In the instance, a bishop pleaded with Manawyaden to let go of the mouse for a price he wished.

Manawyaden asked for lighting spells over Rhiannon and Pryderi in exchange for a mouse without wasting a moment.

The bishop turned out to be Llwyd, who put Dyfed under spells to avenge the humiliation of Gwawl from the first part while the mouse was his pregnant wife.

See also  Who were the Celts?

Finally, the cast over Dyfed disintegrated, and Manawyden successfully restored Dyfed.


Lleu rises in the form of an eagle
Lleu rises in the form of an eagle

The terminal and the most complex branch of Mabinogion was centered on the birth, death, and rebirth of a Celtic hero-God, Lleu Llaw Gyffes.

Lleu was a druid god dressed in medieval attire who provided shreds of evidence of pre-Christian cults.

This branch preserved the magico-religious culture of pre-Christian Europe that discussed the emergence of the Celtic language during 3000-1000 B.C.

The tale spun around the Lleyn peninsula as Math, the son of Mathonwy, ruled Gwynedd. A magical conspiracy arose as Math’s nephew Gilfaethwy fell in love with a foot maiden Goewin.

Magician Gwydion stole pigs from Pryderi to give Math a gift, deceiving Pryderi with toadstools as a horse swapping it with pigs.

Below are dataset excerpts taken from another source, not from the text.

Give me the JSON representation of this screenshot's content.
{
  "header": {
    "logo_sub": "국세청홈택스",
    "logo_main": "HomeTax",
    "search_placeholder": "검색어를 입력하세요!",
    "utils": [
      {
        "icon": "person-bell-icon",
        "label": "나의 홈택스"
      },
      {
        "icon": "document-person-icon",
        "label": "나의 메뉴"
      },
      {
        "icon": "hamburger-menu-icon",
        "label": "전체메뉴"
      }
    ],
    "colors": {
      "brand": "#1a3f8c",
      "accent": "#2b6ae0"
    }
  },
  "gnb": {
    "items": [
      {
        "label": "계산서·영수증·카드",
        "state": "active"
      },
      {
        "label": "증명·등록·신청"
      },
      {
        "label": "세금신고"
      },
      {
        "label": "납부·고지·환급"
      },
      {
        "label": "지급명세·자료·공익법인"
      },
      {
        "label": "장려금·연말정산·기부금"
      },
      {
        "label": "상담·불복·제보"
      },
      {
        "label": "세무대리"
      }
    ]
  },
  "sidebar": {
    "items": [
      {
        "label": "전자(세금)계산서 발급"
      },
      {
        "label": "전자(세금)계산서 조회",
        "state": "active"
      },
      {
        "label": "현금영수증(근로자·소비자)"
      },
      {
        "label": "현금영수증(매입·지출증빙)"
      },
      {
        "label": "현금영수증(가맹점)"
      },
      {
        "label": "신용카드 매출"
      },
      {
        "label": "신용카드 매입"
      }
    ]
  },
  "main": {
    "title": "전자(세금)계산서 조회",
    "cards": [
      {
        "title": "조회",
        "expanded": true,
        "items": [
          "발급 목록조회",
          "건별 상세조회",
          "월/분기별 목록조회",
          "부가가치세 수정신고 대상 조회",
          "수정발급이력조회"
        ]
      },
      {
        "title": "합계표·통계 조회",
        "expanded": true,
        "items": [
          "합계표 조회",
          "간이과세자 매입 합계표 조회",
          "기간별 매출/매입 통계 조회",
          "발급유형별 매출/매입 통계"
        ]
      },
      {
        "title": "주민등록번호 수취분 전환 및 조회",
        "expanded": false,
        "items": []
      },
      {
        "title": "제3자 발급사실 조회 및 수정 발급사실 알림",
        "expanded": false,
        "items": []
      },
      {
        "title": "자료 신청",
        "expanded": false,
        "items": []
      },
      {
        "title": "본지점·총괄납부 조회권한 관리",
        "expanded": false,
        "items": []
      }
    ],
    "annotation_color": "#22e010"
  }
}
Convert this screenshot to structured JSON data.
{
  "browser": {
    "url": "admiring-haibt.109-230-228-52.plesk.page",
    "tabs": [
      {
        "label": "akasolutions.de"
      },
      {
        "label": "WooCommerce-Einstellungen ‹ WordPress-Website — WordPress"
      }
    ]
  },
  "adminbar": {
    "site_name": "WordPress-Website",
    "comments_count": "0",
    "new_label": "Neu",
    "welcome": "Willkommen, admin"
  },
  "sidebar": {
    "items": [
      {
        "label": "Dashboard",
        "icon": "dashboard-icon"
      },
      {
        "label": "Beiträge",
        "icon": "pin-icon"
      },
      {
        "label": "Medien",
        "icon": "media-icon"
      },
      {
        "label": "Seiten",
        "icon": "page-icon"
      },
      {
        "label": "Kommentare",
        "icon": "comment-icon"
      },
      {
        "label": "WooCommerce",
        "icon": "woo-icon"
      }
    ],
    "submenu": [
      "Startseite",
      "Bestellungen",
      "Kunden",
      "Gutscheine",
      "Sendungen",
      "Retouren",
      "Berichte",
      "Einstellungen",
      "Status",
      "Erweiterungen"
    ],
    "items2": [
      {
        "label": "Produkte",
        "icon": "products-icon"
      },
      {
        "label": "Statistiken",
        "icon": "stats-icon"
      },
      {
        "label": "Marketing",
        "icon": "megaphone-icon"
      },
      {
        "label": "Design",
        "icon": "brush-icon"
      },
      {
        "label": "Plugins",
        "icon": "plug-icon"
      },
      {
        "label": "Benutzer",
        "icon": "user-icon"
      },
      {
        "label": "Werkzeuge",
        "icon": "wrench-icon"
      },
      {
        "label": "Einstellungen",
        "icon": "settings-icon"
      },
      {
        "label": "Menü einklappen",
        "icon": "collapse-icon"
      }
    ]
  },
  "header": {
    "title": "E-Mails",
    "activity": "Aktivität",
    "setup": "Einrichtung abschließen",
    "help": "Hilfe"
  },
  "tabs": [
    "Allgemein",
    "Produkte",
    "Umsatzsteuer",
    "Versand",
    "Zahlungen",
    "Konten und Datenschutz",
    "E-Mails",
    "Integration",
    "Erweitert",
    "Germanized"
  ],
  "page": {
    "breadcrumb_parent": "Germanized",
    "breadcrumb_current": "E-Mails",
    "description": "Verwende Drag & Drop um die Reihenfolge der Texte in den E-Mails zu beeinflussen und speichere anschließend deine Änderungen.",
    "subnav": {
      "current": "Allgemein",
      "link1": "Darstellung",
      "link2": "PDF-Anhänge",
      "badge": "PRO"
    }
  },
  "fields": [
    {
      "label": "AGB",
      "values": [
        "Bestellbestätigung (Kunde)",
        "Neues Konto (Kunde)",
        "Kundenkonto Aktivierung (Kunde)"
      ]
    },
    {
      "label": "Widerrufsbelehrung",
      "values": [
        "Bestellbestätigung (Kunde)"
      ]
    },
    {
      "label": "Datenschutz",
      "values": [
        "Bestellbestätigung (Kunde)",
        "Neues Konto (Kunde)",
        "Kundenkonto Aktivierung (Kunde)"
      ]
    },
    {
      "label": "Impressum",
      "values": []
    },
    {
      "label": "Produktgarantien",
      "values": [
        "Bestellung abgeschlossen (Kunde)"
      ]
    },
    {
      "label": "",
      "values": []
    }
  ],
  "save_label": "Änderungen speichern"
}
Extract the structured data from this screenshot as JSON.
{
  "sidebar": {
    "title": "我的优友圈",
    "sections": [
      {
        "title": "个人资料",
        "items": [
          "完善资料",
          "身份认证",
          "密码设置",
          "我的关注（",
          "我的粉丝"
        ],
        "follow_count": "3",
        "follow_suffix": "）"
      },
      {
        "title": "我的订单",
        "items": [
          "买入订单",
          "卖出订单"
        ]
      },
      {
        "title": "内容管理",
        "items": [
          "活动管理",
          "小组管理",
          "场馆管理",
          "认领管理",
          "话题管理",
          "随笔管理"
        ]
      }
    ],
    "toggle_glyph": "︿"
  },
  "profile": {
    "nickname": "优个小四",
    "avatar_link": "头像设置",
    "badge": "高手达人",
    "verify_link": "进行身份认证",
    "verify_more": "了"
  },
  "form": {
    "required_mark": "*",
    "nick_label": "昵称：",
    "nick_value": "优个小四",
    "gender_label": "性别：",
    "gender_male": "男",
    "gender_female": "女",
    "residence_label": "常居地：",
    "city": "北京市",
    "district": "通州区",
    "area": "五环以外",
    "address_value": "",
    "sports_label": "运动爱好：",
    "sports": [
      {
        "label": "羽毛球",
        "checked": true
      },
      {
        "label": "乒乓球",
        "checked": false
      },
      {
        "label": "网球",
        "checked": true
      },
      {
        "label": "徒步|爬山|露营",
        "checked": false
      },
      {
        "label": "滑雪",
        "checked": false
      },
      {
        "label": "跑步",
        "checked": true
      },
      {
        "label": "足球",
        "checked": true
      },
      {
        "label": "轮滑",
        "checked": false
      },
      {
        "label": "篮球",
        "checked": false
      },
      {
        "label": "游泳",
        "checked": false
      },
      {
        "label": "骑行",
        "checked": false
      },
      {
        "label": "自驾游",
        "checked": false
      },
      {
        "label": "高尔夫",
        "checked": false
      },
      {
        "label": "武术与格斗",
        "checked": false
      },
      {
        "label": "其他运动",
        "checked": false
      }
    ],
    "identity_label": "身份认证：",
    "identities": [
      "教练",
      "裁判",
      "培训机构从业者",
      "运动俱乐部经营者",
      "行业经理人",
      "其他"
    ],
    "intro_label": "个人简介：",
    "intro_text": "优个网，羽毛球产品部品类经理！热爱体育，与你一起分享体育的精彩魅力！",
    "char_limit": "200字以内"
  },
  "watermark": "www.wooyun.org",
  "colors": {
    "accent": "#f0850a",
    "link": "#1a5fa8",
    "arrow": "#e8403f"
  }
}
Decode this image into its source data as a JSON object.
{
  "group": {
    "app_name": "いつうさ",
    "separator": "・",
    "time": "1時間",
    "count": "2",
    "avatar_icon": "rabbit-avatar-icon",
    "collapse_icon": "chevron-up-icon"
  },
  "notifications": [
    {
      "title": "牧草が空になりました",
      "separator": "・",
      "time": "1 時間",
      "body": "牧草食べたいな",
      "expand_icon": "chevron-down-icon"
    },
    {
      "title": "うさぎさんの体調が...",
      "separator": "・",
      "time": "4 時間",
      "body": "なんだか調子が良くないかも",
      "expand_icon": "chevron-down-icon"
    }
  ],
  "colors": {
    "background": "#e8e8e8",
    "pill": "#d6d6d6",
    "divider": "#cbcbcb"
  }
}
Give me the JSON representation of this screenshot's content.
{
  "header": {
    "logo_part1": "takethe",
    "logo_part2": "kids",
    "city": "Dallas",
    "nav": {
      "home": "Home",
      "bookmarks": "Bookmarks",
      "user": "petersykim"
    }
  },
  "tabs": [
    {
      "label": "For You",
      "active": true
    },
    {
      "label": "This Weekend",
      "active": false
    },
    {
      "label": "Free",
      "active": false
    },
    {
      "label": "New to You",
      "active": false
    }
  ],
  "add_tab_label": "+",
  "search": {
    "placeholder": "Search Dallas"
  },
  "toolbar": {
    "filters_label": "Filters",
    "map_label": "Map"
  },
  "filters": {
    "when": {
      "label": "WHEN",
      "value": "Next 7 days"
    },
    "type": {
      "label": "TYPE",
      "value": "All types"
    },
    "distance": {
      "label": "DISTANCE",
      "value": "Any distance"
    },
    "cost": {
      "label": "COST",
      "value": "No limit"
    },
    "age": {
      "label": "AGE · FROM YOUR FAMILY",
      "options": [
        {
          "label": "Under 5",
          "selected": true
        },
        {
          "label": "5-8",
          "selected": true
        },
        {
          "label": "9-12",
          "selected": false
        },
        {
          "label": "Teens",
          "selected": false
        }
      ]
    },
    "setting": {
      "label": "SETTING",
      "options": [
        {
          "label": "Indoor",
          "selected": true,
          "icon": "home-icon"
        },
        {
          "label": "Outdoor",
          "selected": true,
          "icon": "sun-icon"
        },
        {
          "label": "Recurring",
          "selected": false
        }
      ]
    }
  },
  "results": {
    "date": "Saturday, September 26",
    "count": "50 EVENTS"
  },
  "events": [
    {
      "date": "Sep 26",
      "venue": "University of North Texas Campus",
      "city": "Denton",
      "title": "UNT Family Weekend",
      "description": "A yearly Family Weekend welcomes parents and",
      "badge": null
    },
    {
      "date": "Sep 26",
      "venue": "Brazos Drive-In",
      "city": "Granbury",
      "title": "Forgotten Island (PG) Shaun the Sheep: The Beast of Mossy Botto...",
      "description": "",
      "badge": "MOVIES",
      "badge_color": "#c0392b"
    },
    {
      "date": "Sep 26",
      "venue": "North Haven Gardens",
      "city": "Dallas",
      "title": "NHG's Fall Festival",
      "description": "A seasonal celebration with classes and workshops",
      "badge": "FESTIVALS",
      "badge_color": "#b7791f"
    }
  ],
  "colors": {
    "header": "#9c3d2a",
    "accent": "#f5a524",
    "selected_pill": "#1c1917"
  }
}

Pryderi set an attack on Math, meanwhile back in Gwynedd, Gilfaethwy raped Goewin.

Upon knowing the truth, Math turned Gilfaethwy and Gwydion into animals, turning their offspring into boys.

Years later, Gilfaethwy was freed of his animal form and was offered service by a pregnant maid who gave birth to Lleu.

Lleu, in his youth, went to Math to get relieved of Arionrhod’s curse of not having a human wife. Then, Lleu married Blodeuwedd, who later fell in love with a neighboring lord.

Lleu was planning to be killed, but as he was not an ordinary mortal man, his wife tricked him, so he was attacked with a spear that must be in a year in making.

Luckily, Lleu escaped as an eagle who was converted to an ill human by Gwydion.

Lleu avenged by turning Blodeuwedd into an owl while her lover Goronwy was given a stone to shield the same spear thrown at Lleu so that it would pierce the stone to kill Goronwy.

People believe that the very stone exists today at Llech Row in the Cynfal Valley.


The Mabinogion tales represented pre-historic Celtic mythology in romance, fiction, and fantasy.

It described Wales as a magical land with astounding heroic elements discussed in eleven short folktales.

Especially the four branches of the Mabinogion series were primarily concerned with ancient Christina norms prevalent in the Celtic era, inclusive of the origin of Celtic language and the progression of Celtic literature.

Plotline surrounded Pryderi’s story; however, he was not the only attraction of the stories.

Manawyden, Branwen, and Math were also depicted as crucial figures of the story orally passed down to European descendants.